J’ai connu, en son temps, les affres de la censure. On a épluché mon blog, recherché d’un œil inquisiteur matière à plainte mais rien, que pouic, j’avais déclenché l’ire de petits milieux (dont je tairais la confession et la zone géographique par charité chrétienne) parce que j’avais écrit une vérité historique, un général de la Grèce antique qui briguait le commandement suprême, commandement qui lui fut refusé car jamais il n’avait connu de pratiques sexuelles anales et passives. Peut-on seulement faire confiance à de tels hommes ? A cette époque, il s’entend bien. On n’est toutefois pas venu me régler mon compte à coup de kalachnikov ce qui m’aurait directement renvoyé auprès de Notre Seigneur et m’aurait fait l’économie de quelques charrois de péchés (cette histoire est arrivée il y a une dizaine d’années de cela). Je ne recherche pas le martyre mais je sais être capable d’aller très loin pour défendre mes convictions les plus intimes. Je pense que je n’abjurerai pas ma foi catholique même s’il me fallait payer cette conviction de ma vie. Je ne peux pas affirmer que je ne renierai jamais ma foi, on peut tout faire dire et faire à un homme savamment torturé, nous en connaissons un rayon dans notre très sainte Mère l’Église, rapport à l’Inquisition….

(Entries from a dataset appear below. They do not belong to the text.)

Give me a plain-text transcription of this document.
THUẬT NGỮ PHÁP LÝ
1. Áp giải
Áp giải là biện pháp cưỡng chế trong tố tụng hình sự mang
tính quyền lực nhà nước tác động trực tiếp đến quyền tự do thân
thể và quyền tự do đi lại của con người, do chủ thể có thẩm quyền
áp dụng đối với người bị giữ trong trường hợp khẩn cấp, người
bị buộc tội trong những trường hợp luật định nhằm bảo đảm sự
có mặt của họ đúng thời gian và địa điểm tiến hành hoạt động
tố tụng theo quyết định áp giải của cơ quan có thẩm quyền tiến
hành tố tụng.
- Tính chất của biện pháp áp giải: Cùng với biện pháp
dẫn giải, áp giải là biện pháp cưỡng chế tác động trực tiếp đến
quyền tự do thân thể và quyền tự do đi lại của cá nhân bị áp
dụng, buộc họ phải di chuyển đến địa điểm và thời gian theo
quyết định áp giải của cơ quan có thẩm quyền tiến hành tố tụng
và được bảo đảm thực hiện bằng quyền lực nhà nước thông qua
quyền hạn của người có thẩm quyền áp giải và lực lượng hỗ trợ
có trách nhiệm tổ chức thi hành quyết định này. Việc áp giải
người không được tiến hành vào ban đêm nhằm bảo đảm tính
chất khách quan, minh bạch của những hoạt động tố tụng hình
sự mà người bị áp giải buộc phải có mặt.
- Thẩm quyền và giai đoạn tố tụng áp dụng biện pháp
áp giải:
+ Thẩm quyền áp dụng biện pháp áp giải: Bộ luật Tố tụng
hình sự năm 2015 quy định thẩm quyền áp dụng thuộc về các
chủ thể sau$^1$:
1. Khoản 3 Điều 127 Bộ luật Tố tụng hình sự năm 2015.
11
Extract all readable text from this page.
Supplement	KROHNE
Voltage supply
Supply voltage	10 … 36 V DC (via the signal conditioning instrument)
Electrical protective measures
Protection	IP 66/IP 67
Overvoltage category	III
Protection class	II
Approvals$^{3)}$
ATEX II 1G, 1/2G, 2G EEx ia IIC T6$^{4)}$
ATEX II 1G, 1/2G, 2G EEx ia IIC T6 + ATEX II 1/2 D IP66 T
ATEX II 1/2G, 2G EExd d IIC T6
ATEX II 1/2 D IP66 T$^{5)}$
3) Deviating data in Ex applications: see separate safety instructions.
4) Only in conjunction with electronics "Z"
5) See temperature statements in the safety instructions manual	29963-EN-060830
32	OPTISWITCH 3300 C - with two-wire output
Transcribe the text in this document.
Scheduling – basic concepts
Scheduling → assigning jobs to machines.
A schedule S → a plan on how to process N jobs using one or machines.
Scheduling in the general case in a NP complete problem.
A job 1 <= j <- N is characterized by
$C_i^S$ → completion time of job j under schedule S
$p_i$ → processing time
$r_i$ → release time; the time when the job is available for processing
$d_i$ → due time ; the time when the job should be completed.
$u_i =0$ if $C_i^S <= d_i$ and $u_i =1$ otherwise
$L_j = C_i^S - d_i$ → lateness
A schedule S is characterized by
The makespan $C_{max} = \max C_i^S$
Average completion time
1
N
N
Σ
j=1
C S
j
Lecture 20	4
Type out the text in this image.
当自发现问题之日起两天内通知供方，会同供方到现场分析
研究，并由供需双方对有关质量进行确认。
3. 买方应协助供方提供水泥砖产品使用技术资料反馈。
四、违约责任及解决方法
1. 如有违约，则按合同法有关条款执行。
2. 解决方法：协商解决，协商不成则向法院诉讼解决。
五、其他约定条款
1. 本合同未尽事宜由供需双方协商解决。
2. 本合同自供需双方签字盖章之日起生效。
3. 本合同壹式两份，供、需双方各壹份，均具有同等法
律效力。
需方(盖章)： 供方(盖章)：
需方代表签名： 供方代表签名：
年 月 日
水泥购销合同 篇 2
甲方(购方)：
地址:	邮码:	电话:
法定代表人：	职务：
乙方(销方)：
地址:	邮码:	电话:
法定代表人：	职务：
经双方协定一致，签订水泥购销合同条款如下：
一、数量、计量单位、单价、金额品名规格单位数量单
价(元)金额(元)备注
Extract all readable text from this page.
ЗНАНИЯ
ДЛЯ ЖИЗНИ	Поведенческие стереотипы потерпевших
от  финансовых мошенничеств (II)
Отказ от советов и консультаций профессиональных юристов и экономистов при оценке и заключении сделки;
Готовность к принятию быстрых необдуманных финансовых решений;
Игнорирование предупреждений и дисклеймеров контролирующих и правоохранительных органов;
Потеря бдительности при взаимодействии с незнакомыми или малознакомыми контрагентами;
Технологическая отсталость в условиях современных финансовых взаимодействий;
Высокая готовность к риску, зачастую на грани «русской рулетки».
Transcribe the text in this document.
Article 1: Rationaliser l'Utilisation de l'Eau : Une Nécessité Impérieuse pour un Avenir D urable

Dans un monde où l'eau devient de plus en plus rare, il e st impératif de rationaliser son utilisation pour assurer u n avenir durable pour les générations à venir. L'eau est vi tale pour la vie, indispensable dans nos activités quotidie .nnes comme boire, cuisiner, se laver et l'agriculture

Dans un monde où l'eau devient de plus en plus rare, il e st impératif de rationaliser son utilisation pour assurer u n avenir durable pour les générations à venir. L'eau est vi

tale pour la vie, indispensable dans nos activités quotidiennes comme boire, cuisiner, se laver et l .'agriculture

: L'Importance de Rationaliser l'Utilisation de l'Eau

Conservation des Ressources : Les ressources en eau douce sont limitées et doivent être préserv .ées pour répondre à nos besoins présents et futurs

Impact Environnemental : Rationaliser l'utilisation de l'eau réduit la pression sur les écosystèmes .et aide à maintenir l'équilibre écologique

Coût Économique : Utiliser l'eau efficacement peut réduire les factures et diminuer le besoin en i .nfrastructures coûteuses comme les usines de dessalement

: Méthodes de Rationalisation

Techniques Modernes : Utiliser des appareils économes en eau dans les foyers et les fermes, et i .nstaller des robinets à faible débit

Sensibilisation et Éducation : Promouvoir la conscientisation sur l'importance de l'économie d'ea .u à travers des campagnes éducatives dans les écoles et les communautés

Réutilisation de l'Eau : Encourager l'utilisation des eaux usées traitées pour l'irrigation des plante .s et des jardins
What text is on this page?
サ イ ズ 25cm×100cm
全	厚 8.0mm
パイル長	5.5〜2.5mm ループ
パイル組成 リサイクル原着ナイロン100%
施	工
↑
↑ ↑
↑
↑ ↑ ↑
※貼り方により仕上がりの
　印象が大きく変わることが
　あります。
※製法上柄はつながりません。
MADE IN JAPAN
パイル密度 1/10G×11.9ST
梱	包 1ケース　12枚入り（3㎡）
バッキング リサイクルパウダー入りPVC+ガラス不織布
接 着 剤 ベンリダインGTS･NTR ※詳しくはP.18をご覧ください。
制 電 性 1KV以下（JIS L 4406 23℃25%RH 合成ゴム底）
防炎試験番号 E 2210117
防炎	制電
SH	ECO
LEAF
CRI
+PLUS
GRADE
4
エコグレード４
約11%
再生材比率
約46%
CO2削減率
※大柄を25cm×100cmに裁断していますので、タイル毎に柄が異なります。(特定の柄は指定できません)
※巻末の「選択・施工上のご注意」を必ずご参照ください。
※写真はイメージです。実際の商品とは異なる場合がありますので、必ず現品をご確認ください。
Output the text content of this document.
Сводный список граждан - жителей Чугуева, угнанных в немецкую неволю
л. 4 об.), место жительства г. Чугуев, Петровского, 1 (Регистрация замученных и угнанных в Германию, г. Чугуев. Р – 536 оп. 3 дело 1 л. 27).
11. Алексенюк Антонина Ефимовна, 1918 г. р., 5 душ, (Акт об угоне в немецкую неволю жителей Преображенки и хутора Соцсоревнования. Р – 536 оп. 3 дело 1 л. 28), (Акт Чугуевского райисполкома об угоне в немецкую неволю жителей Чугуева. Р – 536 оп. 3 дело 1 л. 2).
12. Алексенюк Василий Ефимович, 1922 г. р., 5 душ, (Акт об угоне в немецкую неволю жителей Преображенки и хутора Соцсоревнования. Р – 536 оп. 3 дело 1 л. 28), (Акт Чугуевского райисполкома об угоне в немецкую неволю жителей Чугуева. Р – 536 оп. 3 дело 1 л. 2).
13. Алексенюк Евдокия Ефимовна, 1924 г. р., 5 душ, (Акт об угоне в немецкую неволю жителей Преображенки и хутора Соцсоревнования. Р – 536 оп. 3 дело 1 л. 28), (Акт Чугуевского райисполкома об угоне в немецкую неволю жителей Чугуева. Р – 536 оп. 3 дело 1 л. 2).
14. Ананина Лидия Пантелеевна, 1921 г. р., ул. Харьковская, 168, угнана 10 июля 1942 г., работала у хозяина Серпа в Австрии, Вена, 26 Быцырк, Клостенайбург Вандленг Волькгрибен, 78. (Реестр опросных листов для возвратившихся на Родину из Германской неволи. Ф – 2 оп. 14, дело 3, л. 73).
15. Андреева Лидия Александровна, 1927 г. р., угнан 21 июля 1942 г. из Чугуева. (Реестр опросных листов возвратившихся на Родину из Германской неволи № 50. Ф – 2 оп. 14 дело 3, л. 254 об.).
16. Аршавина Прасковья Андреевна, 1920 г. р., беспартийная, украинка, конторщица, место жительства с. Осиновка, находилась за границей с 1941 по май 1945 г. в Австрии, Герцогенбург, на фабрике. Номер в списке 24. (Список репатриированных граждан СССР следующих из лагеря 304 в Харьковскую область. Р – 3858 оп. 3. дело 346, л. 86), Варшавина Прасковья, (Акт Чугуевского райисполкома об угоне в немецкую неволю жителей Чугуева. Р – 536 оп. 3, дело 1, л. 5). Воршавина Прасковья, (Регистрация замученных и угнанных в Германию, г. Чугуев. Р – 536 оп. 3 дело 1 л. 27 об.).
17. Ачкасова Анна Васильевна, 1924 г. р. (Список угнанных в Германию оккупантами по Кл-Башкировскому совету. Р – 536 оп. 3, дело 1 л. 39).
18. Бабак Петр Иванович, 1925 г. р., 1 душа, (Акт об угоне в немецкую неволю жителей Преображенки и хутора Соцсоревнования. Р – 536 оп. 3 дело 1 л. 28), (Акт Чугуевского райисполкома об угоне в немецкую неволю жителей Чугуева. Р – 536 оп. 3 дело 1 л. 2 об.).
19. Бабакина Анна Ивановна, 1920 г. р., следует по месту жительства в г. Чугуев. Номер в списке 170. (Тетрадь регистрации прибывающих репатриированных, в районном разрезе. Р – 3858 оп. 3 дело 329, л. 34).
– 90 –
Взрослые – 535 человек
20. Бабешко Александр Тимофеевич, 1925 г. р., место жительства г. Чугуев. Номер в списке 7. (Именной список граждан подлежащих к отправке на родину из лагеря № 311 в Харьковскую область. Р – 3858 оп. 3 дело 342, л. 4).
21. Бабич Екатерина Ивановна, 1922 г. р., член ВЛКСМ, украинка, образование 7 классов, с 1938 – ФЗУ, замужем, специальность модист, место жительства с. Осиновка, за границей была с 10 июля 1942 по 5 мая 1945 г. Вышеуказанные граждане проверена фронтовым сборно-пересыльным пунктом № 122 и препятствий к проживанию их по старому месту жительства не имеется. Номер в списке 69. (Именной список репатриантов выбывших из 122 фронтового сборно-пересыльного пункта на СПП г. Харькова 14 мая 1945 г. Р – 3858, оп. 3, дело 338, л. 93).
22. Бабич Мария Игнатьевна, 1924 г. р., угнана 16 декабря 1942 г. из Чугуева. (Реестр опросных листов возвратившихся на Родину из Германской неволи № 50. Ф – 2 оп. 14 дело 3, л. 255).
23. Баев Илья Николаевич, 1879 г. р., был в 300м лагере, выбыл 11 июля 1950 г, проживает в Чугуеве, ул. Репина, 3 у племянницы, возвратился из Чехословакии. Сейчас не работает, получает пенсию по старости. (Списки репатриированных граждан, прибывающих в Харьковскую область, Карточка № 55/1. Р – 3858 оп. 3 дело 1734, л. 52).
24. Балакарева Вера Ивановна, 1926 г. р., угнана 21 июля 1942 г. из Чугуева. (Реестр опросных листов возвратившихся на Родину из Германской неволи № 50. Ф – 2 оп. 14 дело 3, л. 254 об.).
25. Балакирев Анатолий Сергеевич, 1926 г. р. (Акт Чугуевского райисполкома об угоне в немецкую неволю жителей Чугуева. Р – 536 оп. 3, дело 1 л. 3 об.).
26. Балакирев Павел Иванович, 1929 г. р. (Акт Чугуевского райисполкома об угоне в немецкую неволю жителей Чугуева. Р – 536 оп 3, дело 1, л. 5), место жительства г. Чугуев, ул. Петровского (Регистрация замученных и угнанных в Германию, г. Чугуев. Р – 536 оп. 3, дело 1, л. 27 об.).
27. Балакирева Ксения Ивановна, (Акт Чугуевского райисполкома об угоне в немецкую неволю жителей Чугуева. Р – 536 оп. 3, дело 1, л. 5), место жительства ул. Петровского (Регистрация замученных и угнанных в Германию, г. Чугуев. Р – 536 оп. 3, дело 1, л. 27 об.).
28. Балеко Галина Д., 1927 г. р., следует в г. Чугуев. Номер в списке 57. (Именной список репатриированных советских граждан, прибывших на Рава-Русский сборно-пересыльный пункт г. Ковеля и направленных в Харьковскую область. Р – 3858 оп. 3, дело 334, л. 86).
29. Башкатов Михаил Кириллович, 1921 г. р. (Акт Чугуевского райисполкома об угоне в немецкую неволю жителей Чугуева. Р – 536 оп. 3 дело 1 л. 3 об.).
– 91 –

Je suis Charlie quand bien même je ne suis ni Français, ni athée, ni socialo-bon-teint, ni raisonnable, diplomatique, multikulti, etc. Et je pleure de honte, de rage, de dépit, d’impuissance avec tous les croyants musulmans pris en otage par ceux qui, le 7 janvier, prétendaient défendre leur foi. Je ne peux rien en dire de plus, je ne suis non plus pas expert en géo-socio-ethno-politico-blablatique. Je reste choqué par la violence du geste, par le contexte de cet assassinat. Je suis limité dans son interprétation, les limites de mes propres connaissances et de mon opinion qui n’amèneraient qu’un tas de mots supplémentaires à tout ce qui a été dit vingt fois et plus, et en mieux. Je n’ai plus de mots, ou très peu sur le 7 janvier 2015, je viens de vous les livrer. Je tenais à répondre, en tant qu’auteur, bloggeur et journaliste (sur le tas) à cet appel à la résistance … un mot bien grand pour un billet de plus dans la blogosphère. Je tenais surtout à ne pas être complice par le silence.

PS : Je ne suis pas devenu aphone pour autant et reste très disert quant aux barbotines, Mauriac, la peinture de Peter Doig ou « Chic », le dernier film dans lequel apparaît Fanny Ardant. Vous trouverez mille mots à ces sujets dans les prochains billets de ce blog. J’en ai d’autres encore, des mots terribles que je réserve à un prochain texte autofictif. J’y suis allé à la kalachnikov littéraire, canardant à tout va dans un cri. Mon éditeur estime aussi que c’est bien de crier pour autrui.


jeudi, janvier 08, 2015

The Riot club

Des gamins mal-élevés, trop riches, trop beaux, si talentueux et si peu sûrs d’eux-mêmes. La mode et l’époque leur donnent raison, même l’intelligentsia, même la littérature a pour les jeunes merdeux violents les yeux de Chimène. Soyez méprisants, cassants, violents, soyez grossiers, hautains et orgueilleux, soyez au-dessus, contre et toujours mieux, si vous avez un nom, de l’argent, du prestige vous êtes donc un « winner » !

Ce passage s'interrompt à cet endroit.